Decker winced. “Crap.”
Morelan didn’t really expound too much after that, other than to hand Decker a pocket sized, mustard-colored notebook. The binding was splitting down the middle, and a good number of pages were trying to fall out.
“This is your key to initiate Monolith,” Morelan said. “Don’t show it to anyone in your team. Memorize these pages completely.”
Decker took the notebook and opened it carefully. A small, concise handwritten script covered the page in neat lines. He closed the book and slid it into his jacket. “Be nice to have something to read on the trip.”
“Written word is the only form of information that is safe from Weedly,” Morelan said. “If you have something to communicate or remember that you don’t want him knowing, don’t speak it. Don’t put it into a computer. Write it down.”
“So this conversation we’re having right now,” Decker said, “It’s not safe?”
“It’s safe as I can make it,” Morelan said.
The truck drove through the rubble that had been Firewall Zero’s front gate. A crew of tool-wielding Infects knelt and stooped and climbed over the wreckage, parting just enough to let the vehicle pass.
Decker looked out the window. Only a centimeter of glass and a few feet of air between him and the closest Infect, a slender woman carrying a large piece of twisted metal slag. She’d had ocular aesthetic enhancement—when she was alive, her eyes would have glittered with a rainbow of color.
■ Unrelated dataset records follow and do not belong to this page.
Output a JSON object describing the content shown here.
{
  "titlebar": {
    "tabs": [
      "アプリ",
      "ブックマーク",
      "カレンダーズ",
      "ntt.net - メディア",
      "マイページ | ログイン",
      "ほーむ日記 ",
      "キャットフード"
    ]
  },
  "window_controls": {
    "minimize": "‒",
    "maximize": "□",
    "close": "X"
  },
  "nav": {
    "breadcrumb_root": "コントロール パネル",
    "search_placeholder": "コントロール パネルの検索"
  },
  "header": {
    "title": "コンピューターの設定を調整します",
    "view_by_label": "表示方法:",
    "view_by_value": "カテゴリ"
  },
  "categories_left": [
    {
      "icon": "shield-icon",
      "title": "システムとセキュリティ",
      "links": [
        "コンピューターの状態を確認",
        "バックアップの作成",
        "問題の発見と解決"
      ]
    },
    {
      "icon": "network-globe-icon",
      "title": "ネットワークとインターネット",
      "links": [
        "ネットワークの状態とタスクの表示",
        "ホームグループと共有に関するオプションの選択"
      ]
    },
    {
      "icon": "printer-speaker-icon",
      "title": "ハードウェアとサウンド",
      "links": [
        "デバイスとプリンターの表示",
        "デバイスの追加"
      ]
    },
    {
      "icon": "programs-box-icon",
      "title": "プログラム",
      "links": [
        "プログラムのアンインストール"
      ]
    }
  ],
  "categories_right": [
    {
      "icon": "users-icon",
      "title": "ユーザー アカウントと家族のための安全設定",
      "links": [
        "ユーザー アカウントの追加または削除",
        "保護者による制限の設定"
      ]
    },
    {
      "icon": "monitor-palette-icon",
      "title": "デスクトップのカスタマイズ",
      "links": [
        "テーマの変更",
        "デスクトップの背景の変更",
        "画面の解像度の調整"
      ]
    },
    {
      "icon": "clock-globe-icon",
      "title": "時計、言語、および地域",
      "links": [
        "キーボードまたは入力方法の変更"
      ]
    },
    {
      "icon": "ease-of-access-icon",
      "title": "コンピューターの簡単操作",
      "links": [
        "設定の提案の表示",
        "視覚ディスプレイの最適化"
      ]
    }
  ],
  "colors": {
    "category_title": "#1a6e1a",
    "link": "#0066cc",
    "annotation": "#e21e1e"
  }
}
Now her eyes were gray and lifeless, webbed with a grid of inactive cybernetic filters.
A shudder went through Decker’s shoulders, the tiny jab of a long-submerged fear. At one time, he would have been walking into one of these places with Alice by his side and the constant knowledge that one slip-up would bring a swarm of these dead freaks on them like army ants. Now he was riding right through the front door, sitting next to the most-feared warlord in the west. And he was apparently soon to be on a first-name basis with the virus that had started all this.
A bitter chuckle flared and died in his chest as he thought about what he’d give just to go back.